Best bit: Servalan addresses the fact that Jarvik grabbed her roughly and kissed her: “There is the question of that degrading and primitive act to which I was subjected in the control room… I should like you to do it again.”

Worst bit: The monster. Obviously.

Screenshot 2018-06-22 20.07.29

Review: The episode is especially interesting because of two men. The intriguing Jarvik is a rarity in Blake’s 7 – a doesn’t-give-a-fuck, isn’t-trying-to-prove-anything scoundrel who cuts through the other characters’ bravado. Matching him with Servalan makes her more interesting and shakes things up.

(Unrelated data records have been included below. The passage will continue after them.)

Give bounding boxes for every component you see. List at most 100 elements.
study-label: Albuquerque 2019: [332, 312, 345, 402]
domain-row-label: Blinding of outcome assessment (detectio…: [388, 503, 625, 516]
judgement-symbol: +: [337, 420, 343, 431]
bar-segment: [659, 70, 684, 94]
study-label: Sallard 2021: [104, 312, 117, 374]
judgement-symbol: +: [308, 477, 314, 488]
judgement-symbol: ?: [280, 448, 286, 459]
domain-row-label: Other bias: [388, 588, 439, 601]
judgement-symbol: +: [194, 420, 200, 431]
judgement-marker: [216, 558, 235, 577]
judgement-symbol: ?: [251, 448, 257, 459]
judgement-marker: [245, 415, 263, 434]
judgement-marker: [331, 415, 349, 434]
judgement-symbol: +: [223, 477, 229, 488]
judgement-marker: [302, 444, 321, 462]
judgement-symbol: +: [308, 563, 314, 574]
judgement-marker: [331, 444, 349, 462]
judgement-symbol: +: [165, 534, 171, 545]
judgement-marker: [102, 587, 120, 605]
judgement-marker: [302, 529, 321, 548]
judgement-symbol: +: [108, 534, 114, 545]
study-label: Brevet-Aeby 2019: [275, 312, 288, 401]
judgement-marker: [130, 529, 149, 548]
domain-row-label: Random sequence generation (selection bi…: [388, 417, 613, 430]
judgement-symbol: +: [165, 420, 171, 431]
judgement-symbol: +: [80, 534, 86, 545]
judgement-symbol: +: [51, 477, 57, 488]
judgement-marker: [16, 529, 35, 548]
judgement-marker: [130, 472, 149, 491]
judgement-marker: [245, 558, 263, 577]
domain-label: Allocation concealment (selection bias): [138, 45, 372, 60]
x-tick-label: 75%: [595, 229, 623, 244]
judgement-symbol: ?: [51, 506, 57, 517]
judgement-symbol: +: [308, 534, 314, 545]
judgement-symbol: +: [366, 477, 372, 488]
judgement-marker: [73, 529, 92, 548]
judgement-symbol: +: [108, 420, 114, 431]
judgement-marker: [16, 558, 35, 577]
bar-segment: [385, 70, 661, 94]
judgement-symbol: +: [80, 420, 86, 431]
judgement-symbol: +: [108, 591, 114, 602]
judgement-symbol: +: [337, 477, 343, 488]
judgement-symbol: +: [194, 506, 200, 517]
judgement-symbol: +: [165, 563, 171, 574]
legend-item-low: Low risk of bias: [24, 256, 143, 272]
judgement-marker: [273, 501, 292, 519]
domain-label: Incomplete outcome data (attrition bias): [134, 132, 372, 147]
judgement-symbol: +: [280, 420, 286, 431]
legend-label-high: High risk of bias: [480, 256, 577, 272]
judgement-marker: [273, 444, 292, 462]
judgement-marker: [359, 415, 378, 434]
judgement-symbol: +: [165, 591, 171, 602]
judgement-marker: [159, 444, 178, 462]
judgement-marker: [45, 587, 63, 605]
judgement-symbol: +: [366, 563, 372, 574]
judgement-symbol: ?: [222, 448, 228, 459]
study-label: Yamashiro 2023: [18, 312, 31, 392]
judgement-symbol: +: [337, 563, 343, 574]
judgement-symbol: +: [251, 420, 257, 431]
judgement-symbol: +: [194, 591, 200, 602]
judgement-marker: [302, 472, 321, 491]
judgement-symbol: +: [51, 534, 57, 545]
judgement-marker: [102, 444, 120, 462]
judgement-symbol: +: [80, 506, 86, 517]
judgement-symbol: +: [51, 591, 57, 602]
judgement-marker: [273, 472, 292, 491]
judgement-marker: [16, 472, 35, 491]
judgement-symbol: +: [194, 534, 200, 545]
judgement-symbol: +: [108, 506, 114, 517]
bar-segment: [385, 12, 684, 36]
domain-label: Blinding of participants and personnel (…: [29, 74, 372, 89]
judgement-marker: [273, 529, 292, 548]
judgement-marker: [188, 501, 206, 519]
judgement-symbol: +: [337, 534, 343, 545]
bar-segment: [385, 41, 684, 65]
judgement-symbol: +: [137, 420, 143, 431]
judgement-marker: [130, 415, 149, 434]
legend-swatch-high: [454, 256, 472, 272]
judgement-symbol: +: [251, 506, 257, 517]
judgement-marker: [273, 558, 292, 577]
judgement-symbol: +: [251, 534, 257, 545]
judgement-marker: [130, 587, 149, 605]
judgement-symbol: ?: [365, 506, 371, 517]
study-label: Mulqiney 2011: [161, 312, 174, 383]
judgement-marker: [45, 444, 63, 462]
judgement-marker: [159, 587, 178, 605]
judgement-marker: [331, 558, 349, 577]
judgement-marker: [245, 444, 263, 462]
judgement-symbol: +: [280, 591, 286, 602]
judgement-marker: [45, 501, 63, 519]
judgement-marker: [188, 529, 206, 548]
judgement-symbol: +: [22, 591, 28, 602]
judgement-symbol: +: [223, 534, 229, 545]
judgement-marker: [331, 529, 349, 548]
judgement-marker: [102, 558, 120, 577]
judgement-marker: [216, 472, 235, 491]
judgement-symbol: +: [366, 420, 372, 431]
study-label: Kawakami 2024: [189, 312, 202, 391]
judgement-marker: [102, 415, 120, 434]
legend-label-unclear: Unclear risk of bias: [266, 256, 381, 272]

You can see her develop more in this one episode than the first two seasons put together. (Jarvik disrespects computers, though, so can’t change her that much – she still trusts a digital readout when her eyes and common sense are telling her something different. It’s her downfall; it’s why she loses the Liberator.) Meanwhile, Tarrant – in only his fourth full-length episode – has quickly become a vital part of the show. He’s moved into Blake’s position as the nominal team leader very smoothly, and has also taken over the role of butting heads entertainingly with Avon. The episode as a whole is fun, for the most part. Sadly, though, towards the end the wheels start to fall off one by one. There’s the monster, perhaps the most embarrassingly awful visual we’ve had so far (and that’s saying something). There’s the dreary deux ex machina of Avon’s conveniently helpful rock. And there’s the fact Cally and Vila are reduced to little more than glorified extras.